Qu’est-il ressorti de votre rencontre avec le Premier ministre ?

– Je me suis rendu à la rencontre à l’heure prévue, et j’ai trouvé avec lui M. Semlali, comme je l’avais prévu. Ils appartenaient tous deux au même parti (l’Union Constitutionnelle), et tous deux étaient d’anciens dirigeants du Raja de Casablanca. Après avoir examiné la liste, j’ai défendu la candidature de Mario Travallini, mon principal choix. Mais le Premier ministre, après avoir lu son CV, a remarqué qu’il avait plusieurs diplômes universitaires, notamment en sciences économiques et en gestion d’entreprises, et il a dit : « C’est un intellectuel, pas un entraîneur. Il devrait enseigner à l’université. Comment va-t-il s’entendre avec nos “gaillards” ? » J’ai compris par ses paroles qu’il cherchait à discréditer ma proposition, comme s’il voulait me dire que je ne comprenais rien au milieu du football, et que je m’étais mêlé de quelque chose qui ne me concernait pas. Je lui ai répondu : « Peu importe les diplômes qu’il possède, ce qui compte, c’est sa grande compétence en matière d’entraînement et le fait qu’il ait été classé meilleur entraîneur au Brésil en 1982. » J’ai ajouté qu’il était très intéressé par l’idée d’entraîner notre équipe nationale et qu’il partageait avec nous les mêmes objectifs, à savoir se qualifier pour la prochaine Coupe du Monde. Il m’a alors demandé : « Combien demande-t-il en termes de rémunération ? » J’ai répondu : « Dix mille dollars, mais il pourrait se contenter de huit mille dollars par mois. » Il a refusé en disant : « C’est trop. Nous devons chercher des entraîneurs qui ne demandent pas plus de six mille dollars. » Puis il a regardé en bas de la liste et a choisi l’un des candidats que j’avais ajoutés uniquement à titre indicatif, comme je l’avais expliqué précédemment. Je me suis alors demandé : « Que signifie ce choix qui ne prend en compte que l’aspect financier ? Est-ce que cela signifie que le Premier ministre ne veut pas que je réussisse à proposer un entraîneur correspondant aux critères fixés par le roi, c’est-à-dire un entraîneur très bon ? Cherche-t-il, par ce choix, à faire échouer ma mission pour reprendre le dossier ? »
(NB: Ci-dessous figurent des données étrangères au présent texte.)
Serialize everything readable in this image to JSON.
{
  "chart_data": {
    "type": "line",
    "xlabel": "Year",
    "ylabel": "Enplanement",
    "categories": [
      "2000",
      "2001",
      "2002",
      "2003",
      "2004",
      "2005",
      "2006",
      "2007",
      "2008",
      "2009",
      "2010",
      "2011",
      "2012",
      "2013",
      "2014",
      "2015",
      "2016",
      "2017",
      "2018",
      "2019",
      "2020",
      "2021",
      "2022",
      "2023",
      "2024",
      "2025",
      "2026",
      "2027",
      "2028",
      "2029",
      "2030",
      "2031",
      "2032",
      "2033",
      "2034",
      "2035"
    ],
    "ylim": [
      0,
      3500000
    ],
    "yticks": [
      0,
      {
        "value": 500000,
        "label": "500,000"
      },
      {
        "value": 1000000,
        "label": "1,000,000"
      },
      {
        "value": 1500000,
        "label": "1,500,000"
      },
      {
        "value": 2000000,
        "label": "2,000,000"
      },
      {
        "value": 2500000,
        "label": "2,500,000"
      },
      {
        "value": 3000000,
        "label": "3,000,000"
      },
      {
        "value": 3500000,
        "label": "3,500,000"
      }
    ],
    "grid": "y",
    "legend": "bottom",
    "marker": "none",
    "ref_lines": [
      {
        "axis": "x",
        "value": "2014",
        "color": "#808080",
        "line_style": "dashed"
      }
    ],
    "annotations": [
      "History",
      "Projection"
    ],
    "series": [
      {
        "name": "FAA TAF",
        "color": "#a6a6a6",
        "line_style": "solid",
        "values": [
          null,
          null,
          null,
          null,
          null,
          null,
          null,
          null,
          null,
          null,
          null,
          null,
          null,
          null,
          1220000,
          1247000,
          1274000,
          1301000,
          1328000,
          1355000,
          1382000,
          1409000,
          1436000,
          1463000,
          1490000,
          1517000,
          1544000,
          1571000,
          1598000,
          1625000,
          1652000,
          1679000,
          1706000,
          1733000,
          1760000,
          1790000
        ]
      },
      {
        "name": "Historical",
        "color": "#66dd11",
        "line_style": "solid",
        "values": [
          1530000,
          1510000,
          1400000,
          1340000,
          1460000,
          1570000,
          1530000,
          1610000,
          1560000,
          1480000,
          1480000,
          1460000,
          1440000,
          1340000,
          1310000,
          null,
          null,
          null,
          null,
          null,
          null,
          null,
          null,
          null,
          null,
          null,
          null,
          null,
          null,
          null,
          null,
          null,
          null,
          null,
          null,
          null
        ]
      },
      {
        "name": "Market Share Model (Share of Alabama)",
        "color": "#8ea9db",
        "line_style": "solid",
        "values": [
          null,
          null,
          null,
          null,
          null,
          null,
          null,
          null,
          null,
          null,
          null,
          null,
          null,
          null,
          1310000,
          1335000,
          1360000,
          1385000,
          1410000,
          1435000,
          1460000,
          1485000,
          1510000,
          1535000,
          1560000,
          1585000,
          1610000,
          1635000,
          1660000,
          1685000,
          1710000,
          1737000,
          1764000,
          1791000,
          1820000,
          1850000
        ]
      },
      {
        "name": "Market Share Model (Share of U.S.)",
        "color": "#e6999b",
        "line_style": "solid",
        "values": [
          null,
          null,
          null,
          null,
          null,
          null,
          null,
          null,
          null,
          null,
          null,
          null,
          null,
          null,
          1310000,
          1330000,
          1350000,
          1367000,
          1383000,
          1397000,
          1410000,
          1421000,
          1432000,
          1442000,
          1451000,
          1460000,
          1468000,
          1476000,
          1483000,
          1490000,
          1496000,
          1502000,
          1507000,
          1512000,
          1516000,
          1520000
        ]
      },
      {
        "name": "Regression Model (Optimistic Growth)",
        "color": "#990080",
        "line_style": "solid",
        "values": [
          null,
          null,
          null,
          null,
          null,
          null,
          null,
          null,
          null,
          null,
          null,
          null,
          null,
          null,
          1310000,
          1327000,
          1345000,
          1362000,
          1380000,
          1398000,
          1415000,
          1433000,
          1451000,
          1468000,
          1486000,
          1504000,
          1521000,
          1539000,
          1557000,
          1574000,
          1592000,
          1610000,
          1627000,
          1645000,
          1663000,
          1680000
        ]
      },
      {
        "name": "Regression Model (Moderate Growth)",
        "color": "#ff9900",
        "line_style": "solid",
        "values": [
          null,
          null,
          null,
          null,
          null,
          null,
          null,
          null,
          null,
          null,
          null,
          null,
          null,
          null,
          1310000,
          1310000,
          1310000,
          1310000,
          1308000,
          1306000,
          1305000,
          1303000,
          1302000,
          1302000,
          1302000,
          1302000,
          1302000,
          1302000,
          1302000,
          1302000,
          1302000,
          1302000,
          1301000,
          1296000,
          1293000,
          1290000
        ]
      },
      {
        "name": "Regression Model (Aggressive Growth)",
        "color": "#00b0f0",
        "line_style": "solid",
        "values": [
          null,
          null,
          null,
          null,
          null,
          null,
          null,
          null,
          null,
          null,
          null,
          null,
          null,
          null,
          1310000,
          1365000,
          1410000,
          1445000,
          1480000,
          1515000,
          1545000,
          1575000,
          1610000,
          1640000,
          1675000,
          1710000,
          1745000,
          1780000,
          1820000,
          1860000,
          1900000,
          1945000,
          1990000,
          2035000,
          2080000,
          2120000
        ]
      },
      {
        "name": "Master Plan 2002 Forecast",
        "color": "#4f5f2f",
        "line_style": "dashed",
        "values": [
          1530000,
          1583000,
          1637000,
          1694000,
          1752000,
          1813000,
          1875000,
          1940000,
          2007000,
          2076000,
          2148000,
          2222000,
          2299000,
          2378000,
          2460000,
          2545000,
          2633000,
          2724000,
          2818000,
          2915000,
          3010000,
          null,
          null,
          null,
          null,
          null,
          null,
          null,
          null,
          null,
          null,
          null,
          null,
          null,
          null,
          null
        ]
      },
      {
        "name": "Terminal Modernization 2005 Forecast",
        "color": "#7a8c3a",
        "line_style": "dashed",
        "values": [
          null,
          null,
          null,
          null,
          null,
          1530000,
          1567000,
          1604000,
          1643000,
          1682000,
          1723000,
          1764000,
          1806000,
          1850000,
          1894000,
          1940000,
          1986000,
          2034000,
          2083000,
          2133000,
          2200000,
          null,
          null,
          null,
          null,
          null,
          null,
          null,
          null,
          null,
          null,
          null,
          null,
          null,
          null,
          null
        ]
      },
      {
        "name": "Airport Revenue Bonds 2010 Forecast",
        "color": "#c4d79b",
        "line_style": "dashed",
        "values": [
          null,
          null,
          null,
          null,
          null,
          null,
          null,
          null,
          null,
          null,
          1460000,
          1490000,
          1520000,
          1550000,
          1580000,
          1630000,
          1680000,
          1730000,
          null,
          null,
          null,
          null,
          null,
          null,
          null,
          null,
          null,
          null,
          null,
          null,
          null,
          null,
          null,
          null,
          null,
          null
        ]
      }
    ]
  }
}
Qu’est-il arrivé ensuite ?

– Le Premier ministre m’a informé que la discussion était terminée, que je devais exécuter ses ordres et envoyer l’entraîneur qu’il avait choisi dès mon retour à Rio de Janeiro. Puis il s’est levé et est resté silencieux, ce qui signifiait que je devais partir. Mais je suis resté assis et j’ai insisté pour exprimer mon point de vue sur ce choix, en disant : « Vous avez choisi un entraîneur qui ne correspond pas aux critères fixés par le roi lorsqu’il m’a chargé de cette mission en disant : “Trouvez-nous un très bon entraîneur pour l’équipe nationale”, ce qui constitue, à mon avis, un changement évident des instructions royales. Je vais donc exécuter vos ordres et envoyer l’entraîneur que vous avez choisi au Maroc dès que possible, mais seulement après avoir reçu votre choix par écrit. » Le Premier ministre s’est mis en colère contre moi à cause de ma demande d’avoir une confirmation écrite de son choix, ce qui impliquait de le tenir responsable de cette décision. Il s’est énervé, a élevé la voix et m’a crié : « Comment ça ? », tout en me faisant signe de sortir de son bureau.
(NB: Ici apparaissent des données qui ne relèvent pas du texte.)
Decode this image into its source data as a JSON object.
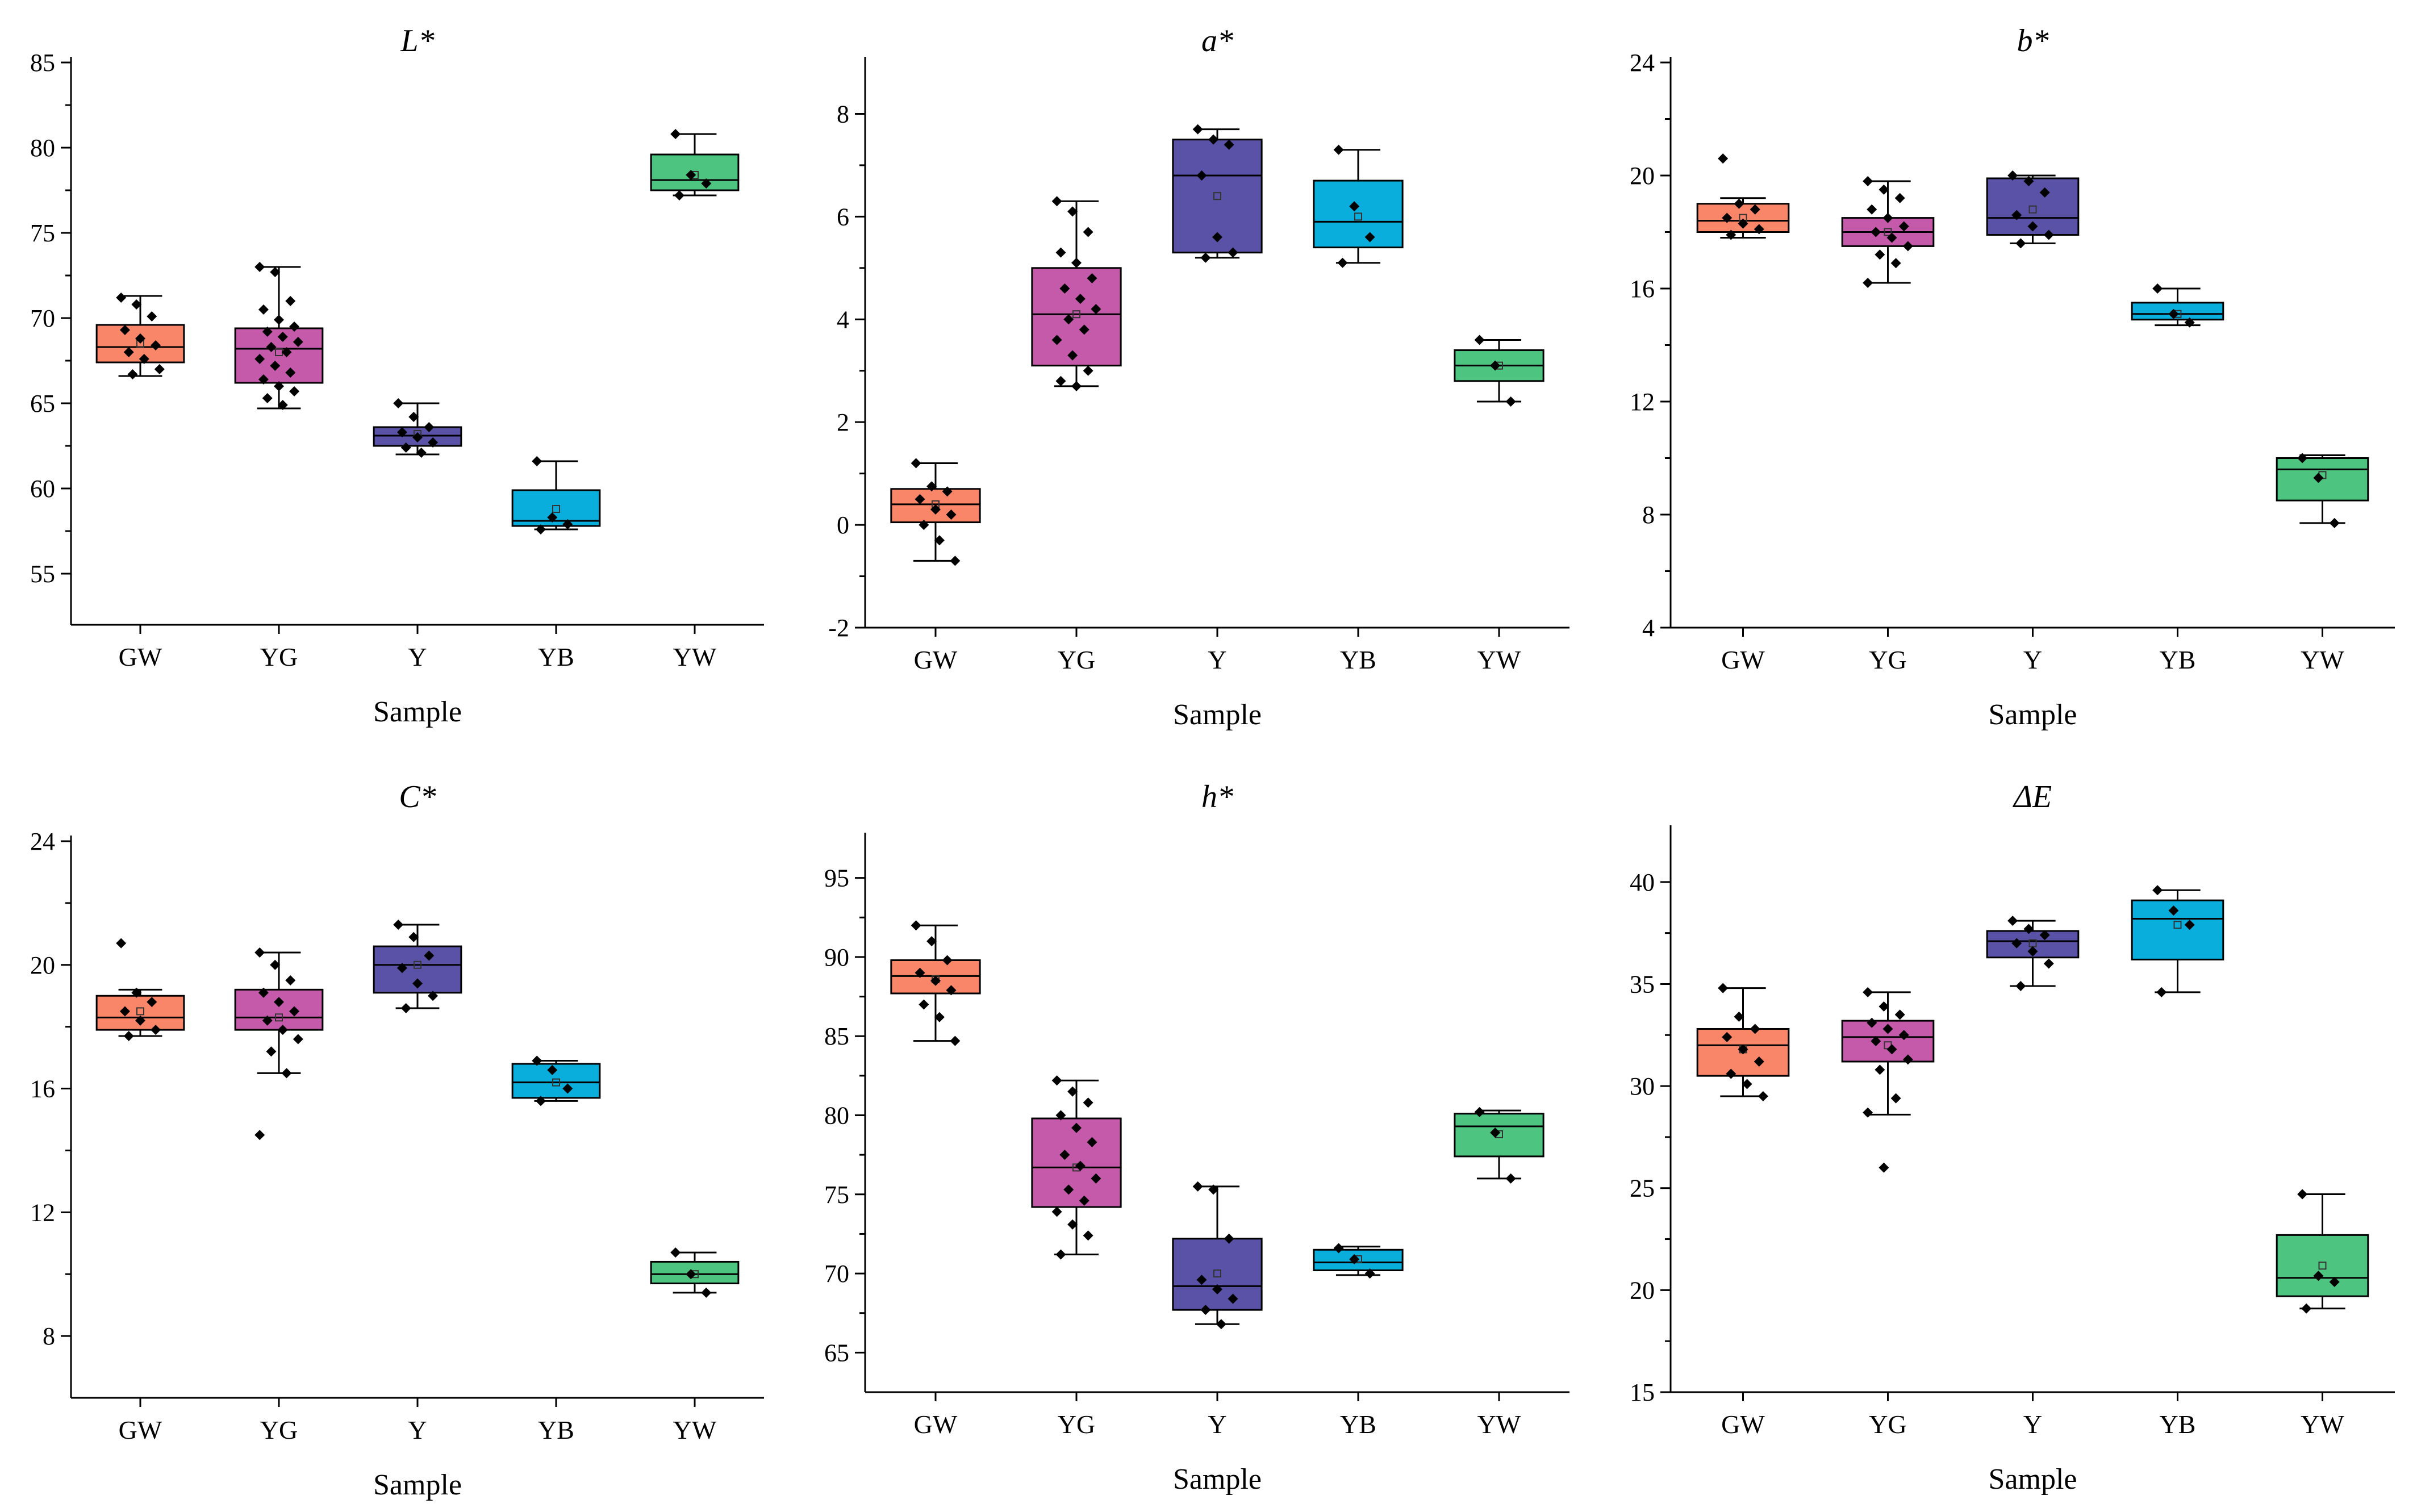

Pourquoi avez-vous insisté pour avoir une confirmation écrite du choix du Premier ministre ?

– J’avais suivi les conseils du colonel Belmajdoob. Ils voulaient me rendre responsable du choix d’un entraîneur moins compétent, et si cela échouait, je serais le seul à porter le blâme. Le regretté Belmajdoob m’avait mis en garde dès le début, en prévoyant qu’ils feraient tout pour saboter ma mission et me combattre par tous les moyens. L’objectif du Premier ministre était de compliquer ma mission, même au détriment de l’intérêt de l’équipe nationale.

Quelle a été la solution ?

– À mon retour à Rio de Janeiro, je me suis retrouvé dans une situation difficile. Le Premier ministre et le ministre de la Jeunesse et des Sports refusaient de me donner leur choix par écrit, l’ambassadeur estimait que je faisais un travail qui n’était pas sous son autorité et qui ne suivait pas les procédures administratives habituelles, et le secrétaire général du ministère des Affaires étrangères partageait son opinion. Quant à M. Semlali, qui me contactait presque quotidiennement, je sentais qu’il me flattait simplement parce qu’il avait été chargé par le roi de suivre mon travail sur ce dossier et de l’informer des résultats. Ce qu’ils attendaient de moi, c’était que j’envoie l’entraîneur qu’ils avaient choisi verbalement, alors que j’insistais pour recevoir des instructions écrites de leur part, ce qu’ils considéraient comme une rébellion contre leur autorité. Pourtant, je n’avais pas refusé d’exécuter leurs ordres ; je demandais simplement que les instructions soient écrites et non verbales, ce qui est un droit légitime sur le plan administratif.